Forced: redaction had to become a first-class subsystem rather than a preprocessing step. It is layered deliberately -- Presidio analyzer/anonymizer, clinical NER (medspaCy, when it installs; it lags Python versions), a regex backstop covering the 18 HIPAA Safe Harbor identifiers, custom recognizers for military and VA ID formats, and a vault-derived denylist that scrubs every known identifier corpus-wide. Plus OCR-confidence gating and the human review gate before anything reaches an engine.
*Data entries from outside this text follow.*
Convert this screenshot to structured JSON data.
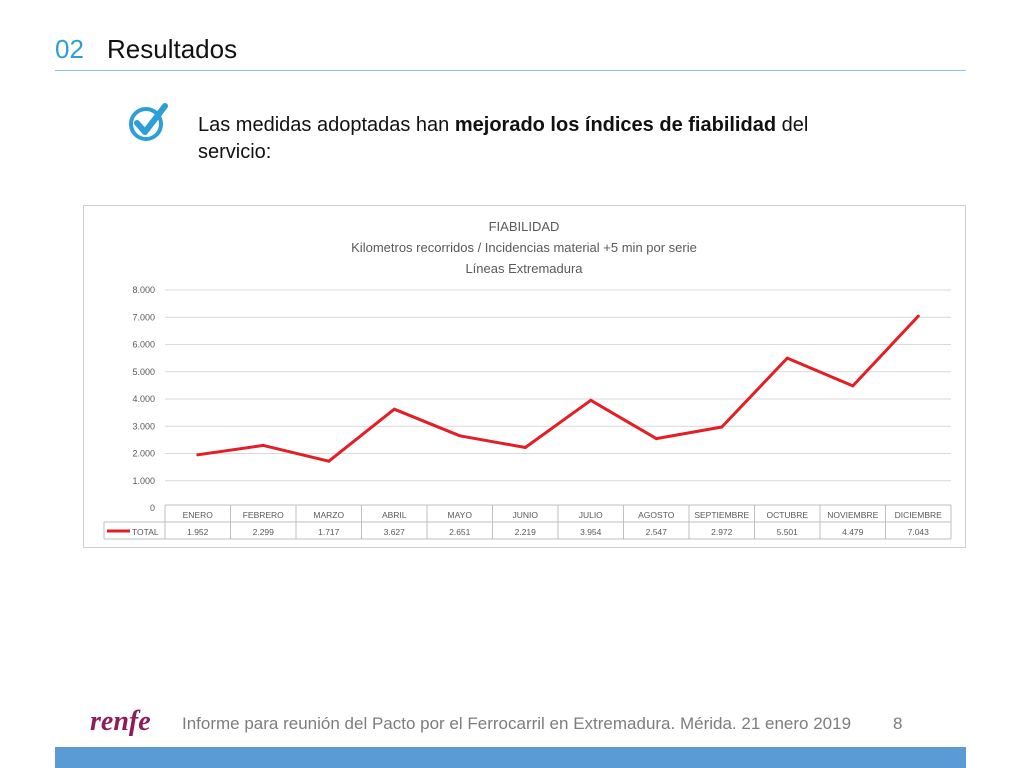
{
  "header": {
    "section_number": "02",
    "section_title": "Resultados"
  },
  "intro": {
    "text_before": "Las medidas adoptadas han ",
    "text_bold": "mejorado los índices de fiabilidad",
    "text_after": " del servicio:"
  },
  "icons": {
    "check": "checkmark-circle-icon",
    "logo": "renfe-logo"
  },
  "colors": {
    "accent": "#2e9fd6",
    "series": "#e31e24",
    "footer_bar": "#5b9bd5"
  },
  "chart_data": {
    "type": "line",
    "title": "FIABILIDAD",
    "subtitle": "Kilometros recorridos / Incidencias material +5 min por serie",
    "subtitle2": "Líneas Extremadura",
    "categories": [
      "ENERO",
      "FEBRERO",
      "MARZO",
      "ABRIL",
      "MAYO",
      "JUNIO",
      "JULIO",
      "AGOSTO",
      "SEPTIEMBRE",
      "OCTUBRE",
      "NOVIEMBRE",
      "DICIEMBRE"
    ],
    "series": [
      {
        "name": "TOTAL",
        "values": [
          1952,
          2299,
          1717,
          3627,
          2651,
          2219,
          3954,
          2547,
          2972,
          5501,
          4479,
          7043
        ],
        "labels": [
          "1.952",
          "2.299",
          "1.717",
          "3.627",
          "2.651",
          "2.219",
          "3.954",
          "2.547",
          "2.972",
          "5.501",
          "4.479",
          "7.043"
        ]
      }
    ],
    "ylim": [
      0,
      8000
    ],
    "yticks": [
      "0",
      "1.000",
      "2.000",
      "3.000",
      "4.000",
      "5.000",
      "6.000",
      "7.000",
      "8.000"
    ],
    "grid": true,
    "legend": "data-table"
  },
  "footer": {
    "logo_text": "renfe",
    "text": "Informe para reunión del Pacto por el Ferrocarril en Extremadura. Mérida. 21 enero 2019",
    "page": "8"
  }
}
The layering exists because the published numbers are sobering: redaction recall on real clinical text is around 0.74, and quasi-identifiers can re-identify people even after Safe Harbor removal. So the design over-redacts on purpose, and the documentation refuses to call the cloud path anonymous. It is "minimized and contractually protected" (redaction plus Zero Data Retention plus a BAA), which is a different and weaker claim than zero exposure.
The Engine Seam
Analysis sits behind an AnalysisEngine interface with two implementations planned. The target is LocalLLMEngine: Ollama running a 70B-class model on an M5 Pro with 64 GB of RAM -- true zero exposure. The interim option is ClaudeCloudEngine over the plain Messages API with structured outputs, gated on the signed BAA and ZDR terms. The seam means the privacy posture can tighten over time without rewriting the pipeline. Today the CLI is wired to an EchoEngine stub -- neither real engine exists yet, and that is deliberate: the pipeline, redaction, and vault all run and get tested end-to-end against the stub before any model gets within reach of the data.
The Honest Cost
Local-first is not free. A 70B local model is meaningfully behind frontier cloud models at exactly the tasks this tool needs: reading messy clinical prose and mapping it onto rating criteria. The cloud engine exists in the design precisely because I could not pretend that gap away.
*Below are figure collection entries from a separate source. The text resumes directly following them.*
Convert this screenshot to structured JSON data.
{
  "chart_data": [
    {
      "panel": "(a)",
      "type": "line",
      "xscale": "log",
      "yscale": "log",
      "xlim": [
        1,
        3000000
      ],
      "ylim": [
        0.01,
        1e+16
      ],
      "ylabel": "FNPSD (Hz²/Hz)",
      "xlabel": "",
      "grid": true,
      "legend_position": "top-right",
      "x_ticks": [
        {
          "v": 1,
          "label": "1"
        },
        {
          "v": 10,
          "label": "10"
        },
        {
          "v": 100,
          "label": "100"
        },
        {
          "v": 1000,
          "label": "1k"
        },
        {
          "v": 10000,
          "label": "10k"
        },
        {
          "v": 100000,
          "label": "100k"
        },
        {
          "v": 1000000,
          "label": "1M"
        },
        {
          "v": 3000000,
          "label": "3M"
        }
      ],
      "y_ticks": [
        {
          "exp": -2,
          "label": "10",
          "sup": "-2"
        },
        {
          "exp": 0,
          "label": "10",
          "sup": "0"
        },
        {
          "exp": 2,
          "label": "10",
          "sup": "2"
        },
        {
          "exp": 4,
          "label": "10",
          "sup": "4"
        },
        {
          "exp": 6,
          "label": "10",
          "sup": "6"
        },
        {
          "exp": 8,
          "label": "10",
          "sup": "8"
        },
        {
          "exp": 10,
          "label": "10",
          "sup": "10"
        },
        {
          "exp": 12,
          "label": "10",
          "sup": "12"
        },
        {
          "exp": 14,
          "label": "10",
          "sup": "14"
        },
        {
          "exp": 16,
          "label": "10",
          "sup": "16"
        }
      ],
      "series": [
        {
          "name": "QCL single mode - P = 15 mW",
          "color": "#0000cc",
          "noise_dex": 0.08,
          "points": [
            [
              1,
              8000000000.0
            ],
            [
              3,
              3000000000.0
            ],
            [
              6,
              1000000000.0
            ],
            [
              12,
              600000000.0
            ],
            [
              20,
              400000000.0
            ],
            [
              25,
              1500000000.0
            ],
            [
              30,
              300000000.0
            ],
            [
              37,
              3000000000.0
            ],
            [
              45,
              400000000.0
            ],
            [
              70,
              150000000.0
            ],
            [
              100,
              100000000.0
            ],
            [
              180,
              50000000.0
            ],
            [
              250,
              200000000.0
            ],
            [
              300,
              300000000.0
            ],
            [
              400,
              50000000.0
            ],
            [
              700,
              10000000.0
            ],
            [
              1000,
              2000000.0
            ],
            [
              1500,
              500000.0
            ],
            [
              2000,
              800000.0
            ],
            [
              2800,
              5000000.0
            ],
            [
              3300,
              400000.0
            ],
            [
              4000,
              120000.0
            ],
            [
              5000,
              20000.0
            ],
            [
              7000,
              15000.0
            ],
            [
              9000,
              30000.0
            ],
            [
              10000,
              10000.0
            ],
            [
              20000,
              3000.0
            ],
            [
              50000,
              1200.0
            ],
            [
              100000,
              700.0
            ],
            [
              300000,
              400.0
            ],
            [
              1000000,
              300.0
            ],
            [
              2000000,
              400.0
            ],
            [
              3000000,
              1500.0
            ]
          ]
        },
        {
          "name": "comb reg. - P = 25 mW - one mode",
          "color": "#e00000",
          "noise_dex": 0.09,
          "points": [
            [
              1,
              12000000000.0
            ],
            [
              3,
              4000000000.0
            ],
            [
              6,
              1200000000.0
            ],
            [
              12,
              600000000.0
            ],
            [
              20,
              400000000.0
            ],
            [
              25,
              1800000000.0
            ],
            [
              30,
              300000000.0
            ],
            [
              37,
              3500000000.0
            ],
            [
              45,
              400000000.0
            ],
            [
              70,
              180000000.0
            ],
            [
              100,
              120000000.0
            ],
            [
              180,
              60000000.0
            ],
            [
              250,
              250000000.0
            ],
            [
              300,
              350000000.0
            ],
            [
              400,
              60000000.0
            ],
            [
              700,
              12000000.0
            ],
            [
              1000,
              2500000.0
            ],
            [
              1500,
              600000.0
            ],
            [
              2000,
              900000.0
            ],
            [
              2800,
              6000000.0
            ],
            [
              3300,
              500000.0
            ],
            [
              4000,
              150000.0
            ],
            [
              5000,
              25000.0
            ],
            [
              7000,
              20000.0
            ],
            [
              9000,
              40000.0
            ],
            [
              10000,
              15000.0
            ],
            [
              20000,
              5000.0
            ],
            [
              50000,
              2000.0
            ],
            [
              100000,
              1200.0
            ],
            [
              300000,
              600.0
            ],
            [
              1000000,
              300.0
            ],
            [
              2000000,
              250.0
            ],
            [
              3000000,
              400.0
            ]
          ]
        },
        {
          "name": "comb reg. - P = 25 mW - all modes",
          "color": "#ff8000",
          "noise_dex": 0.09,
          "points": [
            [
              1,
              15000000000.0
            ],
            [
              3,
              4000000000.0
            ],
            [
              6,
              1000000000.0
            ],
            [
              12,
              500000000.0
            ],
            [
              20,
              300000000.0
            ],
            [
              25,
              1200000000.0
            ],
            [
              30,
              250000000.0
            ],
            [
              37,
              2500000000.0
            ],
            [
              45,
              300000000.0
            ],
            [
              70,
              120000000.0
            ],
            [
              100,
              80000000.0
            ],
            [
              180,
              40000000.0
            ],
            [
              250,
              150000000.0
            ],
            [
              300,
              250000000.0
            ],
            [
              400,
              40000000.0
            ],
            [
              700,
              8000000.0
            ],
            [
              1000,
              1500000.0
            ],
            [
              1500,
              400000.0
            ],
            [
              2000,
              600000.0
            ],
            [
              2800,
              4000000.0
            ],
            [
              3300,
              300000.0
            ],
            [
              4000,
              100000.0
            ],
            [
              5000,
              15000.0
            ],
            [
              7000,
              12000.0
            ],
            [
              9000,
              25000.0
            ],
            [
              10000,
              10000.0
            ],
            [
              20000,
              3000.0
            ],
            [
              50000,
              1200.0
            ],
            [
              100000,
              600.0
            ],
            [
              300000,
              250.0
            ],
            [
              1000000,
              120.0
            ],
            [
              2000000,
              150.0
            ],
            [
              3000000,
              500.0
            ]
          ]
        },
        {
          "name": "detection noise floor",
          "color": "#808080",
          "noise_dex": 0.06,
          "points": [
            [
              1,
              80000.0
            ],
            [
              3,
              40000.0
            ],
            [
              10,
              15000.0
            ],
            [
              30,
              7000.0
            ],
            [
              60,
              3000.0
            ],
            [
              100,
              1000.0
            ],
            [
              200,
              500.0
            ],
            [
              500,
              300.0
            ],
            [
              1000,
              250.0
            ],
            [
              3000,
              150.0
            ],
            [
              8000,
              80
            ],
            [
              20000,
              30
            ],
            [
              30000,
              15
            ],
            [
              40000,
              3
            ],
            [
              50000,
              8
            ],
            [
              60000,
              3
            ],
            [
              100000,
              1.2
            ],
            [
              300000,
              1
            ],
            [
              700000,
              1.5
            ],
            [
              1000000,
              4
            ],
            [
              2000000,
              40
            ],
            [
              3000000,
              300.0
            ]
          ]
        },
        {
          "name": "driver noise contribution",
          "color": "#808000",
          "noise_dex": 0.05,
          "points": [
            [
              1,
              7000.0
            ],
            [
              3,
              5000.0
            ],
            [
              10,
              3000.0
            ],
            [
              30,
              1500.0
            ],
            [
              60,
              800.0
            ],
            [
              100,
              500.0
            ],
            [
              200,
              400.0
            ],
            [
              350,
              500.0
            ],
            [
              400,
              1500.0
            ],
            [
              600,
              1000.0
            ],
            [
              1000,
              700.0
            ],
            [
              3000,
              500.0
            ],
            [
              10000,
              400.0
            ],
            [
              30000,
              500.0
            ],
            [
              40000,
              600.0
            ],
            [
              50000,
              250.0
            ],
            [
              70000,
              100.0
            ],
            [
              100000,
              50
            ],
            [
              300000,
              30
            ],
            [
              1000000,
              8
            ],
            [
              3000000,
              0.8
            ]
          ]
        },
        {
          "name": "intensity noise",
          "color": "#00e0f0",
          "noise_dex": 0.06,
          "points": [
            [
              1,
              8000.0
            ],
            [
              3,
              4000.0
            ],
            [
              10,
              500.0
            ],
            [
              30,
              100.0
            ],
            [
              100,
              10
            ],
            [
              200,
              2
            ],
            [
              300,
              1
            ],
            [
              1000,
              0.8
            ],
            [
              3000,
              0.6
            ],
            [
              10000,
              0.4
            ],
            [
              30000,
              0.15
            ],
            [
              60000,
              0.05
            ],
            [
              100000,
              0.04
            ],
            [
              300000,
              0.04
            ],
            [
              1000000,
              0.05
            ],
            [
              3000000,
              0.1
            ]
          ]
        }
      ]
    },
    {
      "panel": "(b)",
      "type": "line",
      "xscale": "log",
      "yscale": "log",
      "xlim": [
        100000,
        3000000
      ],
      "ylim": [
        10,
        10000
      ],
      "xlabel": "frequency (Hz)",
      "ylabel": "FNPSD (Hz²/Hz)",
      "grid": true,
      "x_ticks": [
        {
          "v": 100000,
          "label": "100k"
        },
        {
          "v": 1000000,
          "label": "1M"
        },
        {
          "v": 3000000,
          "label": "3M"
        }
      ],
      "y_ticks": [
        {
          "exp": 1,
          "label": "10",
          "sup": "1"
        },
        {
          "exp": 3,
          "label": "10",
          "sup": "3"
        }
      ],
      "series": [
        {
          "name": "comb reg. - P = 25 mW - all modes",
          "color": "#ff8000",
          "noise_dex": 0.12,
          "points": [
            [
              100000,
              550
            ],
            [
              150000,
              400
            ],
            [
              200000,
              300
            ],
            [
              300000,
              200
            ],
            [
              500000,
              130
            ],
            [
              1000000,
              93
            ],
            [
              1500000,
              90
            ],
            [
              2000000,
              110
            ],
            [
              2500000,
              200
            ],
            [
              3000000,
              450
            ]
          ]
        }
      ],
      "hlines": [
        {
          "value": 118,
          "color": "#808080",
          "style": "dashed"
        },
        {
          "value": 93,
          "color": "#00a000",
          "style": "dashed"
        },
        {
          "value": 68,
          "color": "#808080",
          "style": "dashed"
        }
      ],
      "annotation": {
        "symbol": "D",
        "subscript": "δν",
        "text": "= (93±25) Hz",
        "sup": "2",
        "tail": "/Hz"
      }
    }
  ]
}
The hardware floor is real -- 64 GB of unified memory to run the target model. The dependency story has friction too: the clinical NER stack lags Python releases (the project pins Python 3.13 because the ML dependencies lack 3.14 wheels), so the core spine -- vault, regex redaction, deterministic VA combined-ratings math, PDF detection -- was deliberately built on three light dependencies (cryptography, PyMuPDF, Pydantic) and tested independently of the ML layer.
And the deterministic-pipeline decision costs convenience. An agent with file tools would be easier to build and more flexible to use. I gave that up because for this data, the failure mode of a misbehaving agent is not a bug report. It is someone's medical history in a third party's request logs.
Status
Planning has hardened into a working spine: extraction, regex redaction, the encrypted vault, combined-ratings math, and a resumable processing ledger run and pass their tests -- 42 of them across eleven test files at the moment. The Presidio layer is on by default when its dependencies are installed (use_ner=True, with a --no-ner escape hatch), and degrades silently to regex-only when they aren't -- which is the one default I'm still debating, since a silent downgrade in a redaction pipeline cuts against everything else in the design. The local engine is the next seam to fill.
The order of construction was itself a design decision. Building and testing the deterministic parts first -- before any model is in the loop -- means the privacy machinery exists and is verified before there is anything tempting to ship. A tool like this earns trust through its boring parts, and those went in first.
If the local engine proves capable enough, the cloud path gets deleted rather than maintained. That is the direction the architecture points, and the interface seam exists so the deletion is a one-file change.